紫宸殿里一片哄笑,气愤顿时缓和了许多。余晨湾的心里却想原来这家伙跟我是一路货,都他妈的不学无术!
杨昊羞得无地自容,他无法向众人解释说一千多年后,确实有叫大学的学校,而且自己还曾经在里面混过几年。
“你,你,”文宗笑的泪水差点没下来,“你连‘大’和‘太’都分不清,还要去太学?哈,哈,朕……朕实在不能准你。”
“臣请陛下革去杨昊官职,这等滥竽充数之人不配站在朝堂上。”余晨湾感觉这是个整治杨昊的机会。
“陛下,臣以为杨昊年纪尚轻,现在立志读书尚不算太晚,入太学不宜,或可入刺马院修习。”颍王李炎奏道。
“嗯……”
“陛下,臣不服!”眼看文宗皇帝想要放过杨昊,余晨湾急了。
“你也有错!这是大明宫,大唐的皇宫大内,不是你的驸马府!若不是看你有伤在身,朕定要严惩。”
余晨湾出身公卿世家,他再无法无天,也知道在皇宫大内打架意味着什么,听了这话顿时吭声了,只“哎哟、哎哟”地假装呻吟博取同情。

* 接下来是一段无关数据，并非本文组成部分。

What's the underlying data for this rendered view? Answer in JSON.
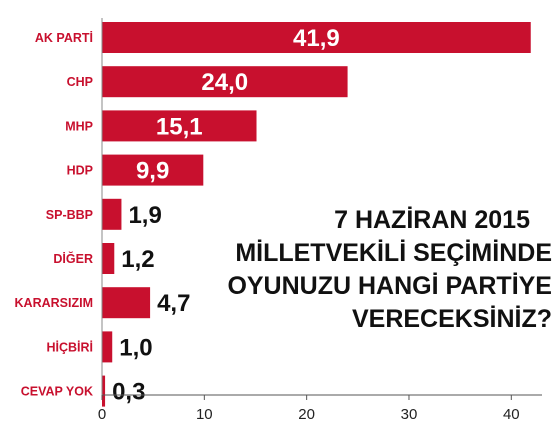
{
  "chart_data": {
    "type": "bar",
    "orientation": "horizontal",
    "categories": [
      "AK PARTİ",
      "CHP",
      "MHP",
      "HDP",
      "SP-BBP",
      "DİĞER",
      "KARARSIZIM",
      "HİÇBİRİ",
      "CEVAP YOK"
    ],
    "values": [
      41.9,
      24.0,
      15.1,
      9.9,
      1.9,
      1.2,
      4.7,
      1.0,
      0.3
    ],
    "value_labels": [
      "41,9",
      "24,0",
      "15,1",
      "9,9",
      "1,9",
      "1,2",
      "4,7",
      "1,0",
      "0,3"
    ],
    "xlim": [
      0,
      43
    ],
    "xticks": [
      0,
      10,
      20,
      30,
      40
    ],
    "grid": false,
    "legend": "none",
    "bar_color": "#c8102e",
    "title_lines": [
      "7 HAZİRAN 2015",
      "MİLLETVEKİLİ SEÇİMİNDE",
      "OYUNUZU HANGİ PARTİYE",
      "VERECEKSİNİZ?"
    ]
  }
}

文宗厌恶地看了他一眼,对伏在地上的杨昊说道:“你本立有功劳,又是功臣之后,朕本意擢你为金吾卫左中候,留在殿前效力。可你性子太毛躁,读书又少,让朕怎么放心?”文宗皇帝顿了顿,“你现在官居几品?”
“回陛下,臣恩补从八品右卫骑曹参军。”
“去南内做左司戈吧,闲时到刺马院跟着老先生们多读些书。”
杨昊弄不清“左司戈”是什么官职,更不知道刺马院是做什么的,但从余晨湾得意的眼神里可以揣测出这左司戈绝对不比孙猴子的弼马温强多少。
其实杨昊对官职大小本来也不介意,他倒更愿意做一个无拘无束的“呆霸王”。
殷桐香升任右金吾卫左中候,统率只剩下八十六人的龙骑卫。右金吾卫左中候是正七品职官,比他原先的从八品散官御侮校尉是进了一大步,更重要的是他统率的是龙骑卫,这份荣耀不是一般人可以比拟的!
退出紫宸殿的时候,杨昊在想若自己没有殴打余晨湾,殷桐香的位置会不会就是自己的呢?杨昊站在紫宸殿前用白玉石板铺成的广场上,回望巍峨壮观的紫宸殿,刚才的疑问瞬间有了答案,不会的,即使自己没有殴打余晨湾,这份荣耀也落不到自己的头上。因为,在这场精心策划的政变中,自己自始自终都是一颗被人利用的棋子。
大明宫就像天宫的倒影,美轮美奂、恍若仙境,这里根本就不是自己一个凡人所该来的地方。
王守澄被八个金刀卫押着朝宣政殿走去。
在那里,文宗皇帝将擢升这位曾经拥立过自己的老臣为左右神策观军容使兼十二卫统军。同时免去他右神策中尉,右卫上将军、内侍省监等职务,这是一个釜底抽薪的计策。
王守澄就像一棵被挖断树根的大树,被风吹倒只是早晚的事了。